1. Like the meal, the movie is a delicious blend of different ingredients that somehow blends deliciously, sweet and salty: It’s an imaginative meal for your film-viewing eyes. And 2: The protagonist’s wife, in the last moments of desperation over her husband’s suicidal pact with himself to wait in bed until he dies because he can no longer live without the violin she has broken, hopes to lure him back to the safe harbor of sanity through cooking him his favorite meal of chicken and plums in an attempt, if you will, to have him regain a taste for life.
This French film is written and directed by Vincent Paronnaud and Marjane Satrapi, who both also wrote and directed the film Persepolis, an Academy Award nominee for Best Animated Film.
Though I never saw Persepolis, I can see how Paronnaud and Satrapi’s background in creatively composing animation comes into play in Chicken with Plums, which contains some whimsically dark elements of animation that are dropped in during particular moments of the narrative, enhancing the theatrical and fantastical feel of the film.
Nasser Ali is a world-famous violin player who was once passionate and alive, but is now married to a woman he doesn’t love and can only find solace in playing his violin, at the cost of his relationship with his wife and children.
They live their married lives together in a state of tension and unfulfilled hopes of happiness, and one day, the wife snaps.
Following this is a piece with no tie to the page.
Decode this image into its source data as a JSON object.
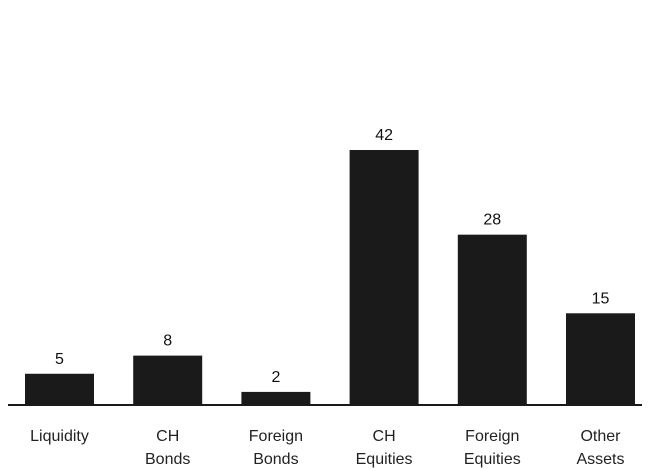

She breaks it in an outburst of anger, and Nasser Ali resolves to die once he realizes that no other violin can replace the one that lies in pieces, swathed in a lacy cloth beneath his bed.
The film is formatted around the eight days it takes Nasser Ali to die. He waits for death to take him away gracefully as he lies in bed. He considers other options, like lying down on the railroad track, or swallowing pills and covering his head in a plastic bag, but he doesn’t want to be known as The Great Violinist Plastic Bag Guy.
During each of these dismal days, we gain insights into his life — his past and his relationships. We flash into the the far future of his adorable children (who speak in the cutest of French as children and become dark and disturbed in their adult years), just as we flash into the far past of his childhood and, later, into the pivotal relationship with the only love of his life, a beautiful brown-eyed brunette named Iran who inspires him emotionally, and by association, musically.
As the days pass and Nasser Ali continues deteriorating, we see the memories of his life literally flash before his, and our, eyes. During each of these time-flashes, we see a different layer of the narrative fly loose, revealing something new and unexpected underneath.
We begin to ever so subtly discover why he is the quirkily stale-faced and seemingly melodramatic, moustached man he is today as everything falls into place. We understand why he is so cold toward his puppy-dog wife, and why it makes sense for him to give up on life.
These time-flashes pull us deeper down the rabbit hole of his demise, but the fall is surreal, whimsical and often humorous. We learn that music and love are inexorably connected, and when one is gone, so is the other.
The film is darkly humorous, with scenes that lift you up into strange worlds using animation, parody, film noir and theatrical lighting and composition.
Mythical and imaginary beings, like the Angel of Death, appear in scenes conversationally. Tiny rooms transform into enormous rooms and cities become scenes from pop-up books. Ghosts appear and disappear and scenes transition into other scenes almost poetically.
The film, in its form, is like a collage of memories, and in its medium, like a collage of diverse cinematography. The result is gorgeous and writhing with emotion.